Jean Delannoy’s 1961 movie of La Princesse de Clèves, adapted by Jean Cocteau, has its admirers, but I am not one of them. Manoel de Oliveira’s 1999 cinematic version, La Lettre, ends in a bloodbath, which is simply a travesty of the restraint that characterizes Lafayette’s 17th-century representation of the 16th-century French court.

Christophe Honoré’s new cinematic adaptation of Lafayette’s novel, the blandly titled La Belle Personne (The Beautiful Person), is set in a modern Parisian high school. I arrived at the cinema in a state of pre-prepared cynicism about such a setting but was very pleasantly surprised at how effective it was. The hierarchical and claustrophobic intrigues of the royal court translate well into the highly charged, rule-bound world of adolescent angst.

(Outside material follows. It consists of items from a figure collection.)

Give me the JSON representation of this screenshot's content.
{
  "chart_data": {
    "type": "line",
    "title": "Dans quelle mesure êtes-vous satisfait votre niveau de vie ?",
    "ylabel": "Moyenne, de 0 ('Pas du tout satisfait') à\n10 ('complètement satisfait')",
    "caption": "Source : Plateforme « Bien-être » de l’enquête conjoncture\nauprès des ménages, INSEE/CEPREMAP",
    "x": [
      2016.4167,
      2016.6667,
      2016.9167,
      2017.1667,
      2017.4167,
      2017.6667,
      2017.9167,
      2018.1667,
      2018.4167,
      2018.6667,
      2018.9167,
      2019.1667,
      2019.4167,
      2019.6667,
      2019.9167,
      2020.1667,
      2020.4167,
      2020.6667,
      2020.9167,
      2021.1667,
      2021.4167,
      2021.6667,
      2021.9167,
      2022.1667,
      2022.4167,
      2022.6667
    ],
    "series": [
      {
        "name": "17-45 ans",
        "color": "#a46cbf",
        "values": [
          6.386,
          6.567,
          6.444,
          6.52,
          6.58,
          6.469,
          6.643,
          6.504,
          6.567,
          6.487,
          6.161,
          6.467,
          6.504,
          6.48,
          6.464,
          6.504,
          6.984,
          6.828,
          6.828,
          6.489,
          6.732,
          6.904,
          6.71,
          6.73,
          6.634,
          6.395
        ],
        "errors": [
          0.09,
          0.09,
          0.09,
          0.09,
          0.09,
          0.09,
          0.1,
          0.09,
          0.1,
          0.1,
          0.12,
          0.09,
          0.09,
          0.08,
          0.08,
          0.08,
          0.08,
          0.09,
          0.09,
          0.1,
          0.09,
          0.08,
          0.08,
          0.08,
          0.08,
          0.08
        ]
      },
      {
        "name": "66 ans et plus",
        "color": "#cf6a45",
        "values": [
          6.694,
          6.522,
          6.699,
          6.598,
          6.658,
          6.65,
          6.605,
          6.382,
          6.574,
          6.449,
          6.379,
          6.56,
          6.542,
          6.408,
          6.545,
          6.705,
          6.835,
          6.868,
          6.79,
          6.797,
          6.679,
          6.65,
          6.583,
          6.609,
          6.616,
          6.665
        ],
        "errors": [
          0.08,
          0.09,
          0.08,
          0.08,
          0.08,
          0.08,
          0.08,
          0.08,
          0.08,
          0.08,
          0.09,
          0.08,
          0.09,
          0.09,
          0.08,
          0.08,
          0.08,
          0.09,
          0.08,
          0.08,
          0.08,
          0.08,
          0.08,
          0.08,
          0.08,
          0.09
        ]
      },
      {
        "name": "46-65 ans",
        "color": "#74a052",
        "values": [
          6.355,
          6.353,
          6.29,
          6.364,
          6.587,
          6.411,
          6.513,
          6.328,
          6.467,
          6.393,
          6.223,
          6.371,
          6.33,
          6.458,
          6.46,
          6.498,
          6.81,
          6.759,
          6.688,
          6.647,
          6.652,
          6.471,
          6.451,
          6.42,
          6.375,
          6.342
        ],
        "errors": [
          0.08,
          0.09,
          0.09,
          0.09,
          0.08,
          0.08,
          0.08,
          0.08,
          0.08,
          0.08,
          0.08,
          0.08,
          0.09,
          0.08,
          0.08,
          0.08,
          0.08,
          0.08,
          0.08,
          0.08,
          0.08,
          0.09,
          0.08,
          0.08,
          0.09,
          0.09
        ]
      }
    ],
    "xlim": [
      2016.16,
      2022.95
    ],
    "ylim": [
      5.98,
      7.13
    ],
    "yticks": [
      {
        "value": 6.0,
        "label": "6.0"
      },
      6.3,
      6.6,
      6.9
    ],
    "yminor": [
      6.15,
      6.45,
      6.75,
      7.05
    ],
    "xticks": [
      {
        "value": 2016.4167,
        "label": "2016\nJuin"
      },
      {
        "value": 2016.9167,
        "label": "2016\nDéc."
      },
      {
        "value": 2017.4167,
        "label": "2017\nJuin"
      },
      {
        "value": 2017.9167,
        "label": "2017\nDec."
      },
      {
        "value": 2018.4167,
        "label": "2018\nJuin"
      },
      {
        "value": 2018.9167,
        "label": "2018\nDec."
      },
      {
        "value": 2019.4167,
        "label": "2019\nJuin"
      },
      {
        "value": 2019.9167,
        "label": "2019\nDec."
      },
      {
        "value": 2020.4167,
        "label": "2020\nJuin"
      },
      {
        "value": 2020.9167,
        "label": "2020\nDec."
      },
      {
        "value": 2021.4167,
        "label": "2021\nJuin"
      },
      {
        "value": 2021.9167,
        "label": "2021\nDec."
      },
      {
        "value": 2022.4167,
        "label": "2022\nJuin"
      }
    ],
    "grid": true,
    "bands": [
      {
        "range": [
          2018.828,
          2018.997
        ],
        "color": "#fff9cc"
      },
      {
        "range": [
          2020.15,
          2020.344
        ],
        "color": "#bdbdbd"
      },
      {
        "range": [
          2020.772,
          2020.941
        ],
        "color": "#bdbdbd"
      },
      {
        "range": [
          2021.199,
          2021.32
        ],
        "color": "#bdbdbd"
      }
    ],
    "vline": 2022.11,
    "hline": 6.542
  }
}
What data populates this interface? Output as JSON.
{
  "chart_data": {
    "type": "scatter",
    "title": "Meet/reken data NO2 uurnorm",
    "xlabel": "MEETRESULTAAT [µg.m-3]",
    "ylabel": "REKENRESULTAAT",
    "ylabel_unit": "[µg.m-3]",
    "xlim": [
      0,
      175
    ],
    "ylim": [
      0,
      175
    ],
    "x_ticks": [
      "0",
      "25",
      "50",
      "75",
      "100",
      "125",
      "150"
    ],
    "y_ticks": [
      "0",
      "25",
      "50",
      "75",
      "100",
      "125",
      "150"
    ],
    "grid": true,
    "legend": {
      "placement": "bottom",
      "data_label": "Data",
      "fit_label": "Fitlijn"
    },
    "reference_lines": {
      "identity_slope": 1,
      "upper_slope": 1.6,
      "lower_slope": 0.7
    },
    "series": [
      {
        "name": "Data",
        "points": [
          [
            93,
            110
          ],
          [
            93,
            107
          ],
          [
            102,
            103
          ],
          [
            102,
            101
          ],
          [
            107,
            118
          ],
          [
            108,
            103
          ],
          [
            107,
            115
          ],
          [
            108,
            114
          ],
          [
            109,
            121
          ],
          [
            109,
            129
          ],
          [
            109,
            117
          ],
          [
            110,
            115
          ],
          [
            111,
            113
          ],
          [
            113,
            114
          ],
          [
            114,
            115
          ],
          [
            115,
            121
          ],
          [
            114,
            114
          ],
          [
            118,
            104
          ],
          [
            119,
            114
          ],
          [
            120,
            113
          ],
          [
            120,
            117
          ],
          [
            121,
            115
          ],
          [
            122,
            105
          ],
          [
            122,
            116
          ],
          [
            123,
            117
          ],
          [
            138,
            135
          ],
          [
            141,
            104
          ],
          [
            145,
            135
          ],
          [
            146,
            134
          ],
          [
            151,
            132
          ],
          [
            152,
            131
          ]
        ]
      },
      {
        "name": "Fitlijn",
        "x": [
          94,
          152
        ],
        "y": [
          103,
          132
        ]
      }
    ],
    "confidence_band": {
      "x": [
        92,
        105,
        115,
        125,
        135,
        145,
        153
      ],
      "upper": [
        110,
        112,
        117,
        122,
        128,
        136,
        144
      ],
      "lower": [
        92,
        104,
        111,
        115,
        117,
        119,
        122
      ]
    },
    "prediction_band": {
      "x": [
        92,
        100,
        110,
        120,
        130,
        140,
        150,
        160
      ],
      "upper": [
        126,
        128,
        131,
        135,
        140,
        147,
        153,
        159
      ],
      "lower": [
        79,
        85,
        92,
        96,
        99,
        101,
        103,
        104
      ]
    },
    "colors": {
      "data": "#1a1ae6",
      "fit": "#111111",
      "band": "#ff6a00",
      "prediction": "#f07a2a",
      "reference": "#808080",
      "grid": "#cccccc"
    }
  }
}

Much of the cast of Honoré’s very popular last film, Les Chansons d’Amour, populates this movie, in both the major and minor parts. The two lovers from the previous film, Louis Garrel and Grégoire Leprince-Ringuet, play the male protagonists: Nemours (same name as the dashing hero in Lafayette’s version) and Otto, the dependable but ever-so-slightly-boring Prince de Clèves character. New to Honoré’s line-up is Léa Seydoux, who plays the Princesse de Clèves character, in this version given the name of Junie, which is itself evocative of another 17th-century fictional character (from Racine’s play Britannicus) who, tellingly, ends up as a Vestal Virgin.

Junie arrives at the school soon after her mother’s death, accompanied by her cousin. She soon becomes attached to Otto, but is increasingly drawn to the good-looking Italian teacher Nemours, who is renowned for his previous conquests of many women. As the film progresses, Nemours becomes obsessed with his pursuit of Junie, who is unsure how to proceed.

A number of the scenes in Lafayette’s version (including purloined letters and eavesdropping on private conversations) are retained here, and they come across very well. Perhaps all that is missing in this film is the absolute intensity of the female protagonist’s hesitation, set within a world of so many constraints and so much restraint.

Garrel, who seems to have taken to heart the Guardian film critic Peter Bradshaw’s description of him in Les Chansons d’Amour as the most irritating actor around (a viewpoint I do not share), gives a very understated performance as Nemours, to the point that it is hard to see how truly fixated he is by Junie. Seydoux gives a measured performance but does not illuminate the screen in a way that might explain why men are so enamored with her character.

These reservations aside, Honoré has produced a film that is nuanced and possibly the best version thus far of Lafayette’s extraordinary novel.